So I spent a good bit of time dithering last night on whether or not I wanted to post about this.
This is not something I like to admit. Or discuss. Or really think about.
I've talked before about my battles with, as Kerri would say, wicked burnout. I know I'm not the only one who struggles with this. We all do.
I was doing ok. Yes, my D care is far from perfect, but I feel like I've been making progress.
Until a couple nights ago.
It snuck up on me. I never saw it coming. Then WHAM, out of nowhere, burnout. Slapped me upside the head and has been kicking my butt the last couple days. I quick look at my CGM graph shows how little I evidently care.
I have spent most of the last 48-hours above 200. And it's not my infusion set, or my insulin, or hormones, or any of that. It's my fault. There is nothing else to blame.
My old habits are rearing their ugly heads. Two nights ago found me staying up way too late, sitting by myself on the couch, totally pigging out. Here I go again.
Before I found the DOC, food was my coping mechanism of choice. This is not a good thing when you have diabetes. Sigh.
I thought I'd conquered this demon. I thought I was done with all of this. Apparently not. Because that night, my CGM finally woke me up at 4am with a bg of 408.
408? Seriously, Jess? What the fructose is going on here? Get it together!!!!
Yesterday didn't involve any 400s, but plenty of 200s and 300s.
I really didn't want to talk about any of this. Because I am ashamed.
But I decided that being honest was more important. Reading about the things other people struggle with helps me tremendously. So I figured that maybe sharing this might be able to help someone else.
I still don't like talking about it. And my endo appointment is in about three weeks, so I definitely need to get my act together! I've been working really hard to get my A1c down, and I don't want to blow it now!

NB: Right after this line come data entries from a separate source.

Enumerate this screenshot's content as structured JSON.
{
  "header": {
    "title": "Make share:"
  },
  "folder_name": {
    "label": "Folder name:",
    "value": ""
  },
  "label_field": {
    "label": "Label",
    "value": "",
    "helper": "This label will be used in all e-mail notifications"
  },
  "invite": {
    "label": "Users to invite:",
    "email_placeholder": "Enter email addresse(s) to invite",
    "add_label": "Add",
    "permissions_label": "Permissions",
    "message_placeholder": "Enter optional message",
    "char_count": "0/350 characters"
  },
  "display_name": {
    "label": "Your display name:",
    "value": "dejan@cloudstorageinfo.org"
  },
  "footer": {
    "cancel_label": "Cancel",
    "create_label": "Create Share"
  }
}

I am scared. I never want to go back to that place where I was before the DOC. Today, I am picking myself up off the floor, and am going to try it again. I know I have my family and friends and all of you cheering me on.
I can beat this burnout. Things are different now. I have more support. And the apathy isn't there. I'm ashamed, and I'm scared, and I know this is a good thing because it means I actually give a crap. I care.
I'm planning out my meals tomorrow, and I'm going to stick to it. And I'm going to the gym after work. The burnout and emotional eating is NOT going to get the best of me. You can do it, Jess!!!